Tables with the highest cardinality are most likely the 'Fact' tables within the star schema, as these tables have the most number of rows. If we look at specific columns with a high cardinality, these columns are often of the
string data type. This goes back to the notion of hash encoding.
You can download Dax Studio here: Dax Studio
Best Practice Analyzer in Tabular Editor
Once you have obtained some initial recommendations from Vertipaq Analyzer, the next tool to use is the Best Practice Analyzer within Tabular Editor.
The Best Practice Analyzer in Tabular Editor is another external tool you can utilise to identify performance bottlenecks. The Best Practice Analyzer uses Best Practice rules for Power BI and tabular modeling (defined here by Michael Kovalsky: Best practice rules to improve your model performance | Microsoft Power BI and Best practice rules to improve your model's performance and design v1.1 | Microsoft Power BI to improve your model's performance. These rules can be added to your instance of Tabular Editor (view the articles above for instructions on how to load the rules) and within seconds, it scans your entire model against each of the rules and alerts you of common modeling errors and optimisations that can be made to improve the model design and performance.
The rules are divided into categories: DAX Expressions, Error Prevention, Formatting, Maintenance, Naming Conventions and finally - the category of most interest for this blog post Performance. You can see the Best Practice performance rules loaded into Tabular Editor in the image below.
When running the Best Practice rules against a sample Power BI report, we can see that 48 objects within the report are in violation of 15 Best Practice rules. The Best Practice Analyzer pinpoints precisely where these violations occur so they can be investigated and fixed if necessary.

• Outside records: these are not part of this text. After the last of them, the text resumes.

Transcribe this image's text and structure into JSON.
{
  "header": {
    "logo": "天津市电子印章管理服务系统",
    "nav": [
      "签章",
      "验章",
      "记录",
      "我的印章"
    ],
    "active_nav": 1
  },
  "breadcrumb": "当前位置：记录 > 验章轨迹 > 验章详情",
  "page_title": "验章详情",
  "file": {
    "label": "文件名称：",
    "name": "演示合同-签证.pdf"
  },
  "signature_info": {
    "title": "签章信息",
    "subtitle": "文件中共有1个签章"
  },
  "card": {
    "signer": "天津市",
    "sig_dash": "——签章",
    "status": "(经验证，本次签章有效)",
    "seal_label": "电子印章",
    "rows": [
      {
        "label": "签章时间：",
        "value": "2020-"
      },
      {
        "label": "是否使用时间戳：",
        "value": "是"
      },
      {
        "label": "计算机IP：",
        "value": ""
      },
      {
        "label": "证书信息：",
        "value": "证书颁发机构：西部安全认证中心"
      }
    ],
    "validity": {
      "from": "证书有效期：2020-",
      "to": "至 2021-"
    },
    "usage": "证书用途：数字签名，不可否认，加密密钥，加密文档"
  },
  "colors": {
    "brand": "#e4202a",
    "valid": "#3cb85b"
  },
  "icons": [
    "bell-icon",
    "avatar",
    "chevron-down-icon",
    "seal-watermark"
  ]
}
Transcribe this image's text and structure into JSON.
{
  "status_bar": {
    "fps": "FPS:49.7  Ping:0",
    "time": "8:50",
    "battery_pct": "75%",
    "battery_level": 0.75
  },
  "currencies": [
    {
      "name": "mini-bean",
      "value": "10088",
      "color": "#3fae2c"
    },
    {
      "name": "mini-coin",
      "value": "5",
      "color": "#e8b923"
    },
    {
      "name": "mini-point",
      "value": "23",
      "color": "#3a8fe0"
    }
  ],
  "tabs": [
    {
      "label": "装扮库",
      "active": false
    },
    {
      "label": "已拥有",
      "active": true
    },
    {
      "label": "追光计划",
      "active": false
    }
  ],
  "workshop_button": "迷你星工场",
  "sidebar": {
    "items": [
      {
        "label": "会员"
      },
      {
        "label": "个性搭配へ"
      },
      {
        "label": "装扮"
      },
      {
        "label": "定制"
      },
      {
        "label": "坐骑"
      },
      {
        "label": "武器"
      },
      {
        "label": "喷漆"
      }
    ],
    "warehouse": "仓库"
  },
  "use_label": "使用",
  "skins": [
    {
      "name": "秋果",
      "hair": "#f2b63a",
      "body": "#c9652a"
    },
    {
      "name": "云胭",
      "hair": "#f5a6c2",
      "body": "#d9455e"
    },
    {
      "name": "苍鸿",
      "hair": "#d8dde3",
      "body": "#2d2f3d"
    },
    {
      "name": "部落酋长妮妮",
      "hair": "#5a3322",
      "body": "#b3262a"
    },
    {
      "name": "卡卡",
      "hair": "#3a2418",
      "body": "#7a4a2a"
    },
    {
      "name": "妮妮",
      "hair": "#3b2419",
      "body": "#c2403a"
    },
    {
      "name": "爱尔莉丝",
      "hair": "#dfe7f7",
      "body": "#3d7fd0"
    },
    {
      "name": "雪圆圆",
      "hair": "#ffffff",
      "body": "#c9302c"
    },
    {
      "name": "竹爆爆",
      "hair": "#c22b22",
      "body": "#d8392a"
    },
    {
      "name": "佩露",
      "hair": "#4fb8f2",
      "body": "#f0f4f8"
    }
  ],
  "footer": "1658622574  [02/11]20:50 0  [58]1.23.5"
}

It is important to note that the Best Practice Analyzer flags potential modeling errors. Before making any improvements or removing parts of the model, you need to ensure that you understand your data. This is so you can manually validate each error flagged by the Best Practice Analyzer and improve your model accordingly.
You can download Tabular Editor here: Tabular Editor
Performance Analyzer in Power BI Desktop
Performance Analyzer in Power BI Desktop is a useful tool to help identify which visuals are impacting the performance of your Power BI report. It evaluates and displays the real-time duration required for updating or refreshing visuals, revealing which visuals are causing performance bottlenecks. Each visual's log information comprises of the duration time, in milliseconds, to complete the DAX query and to complete visual display.
Once you have identified visuals which are impacting performance, you can then optimise the model and the DAX queries behind these visuals. One way to do this is you can press 'Copy query' within Performance Analyzer, and head over to DAX Studio. You can then run this measure in DAX Studio and leverage the Server Timings tool to generate performance information and see how the formula is being interpreted. From this, you can then optimise the DAX query and improve visual performance.
To ensure optimal performance of your Power BI reports, carrying out performance tuning is an essential task. However, this is not always simple as there are many factors that can affect performance. The tools covered in this blog post enable you to identify the source of performance issues at a granular level, so that you are empowered with the information needed to improve and optimise the performance of your Power BI reports.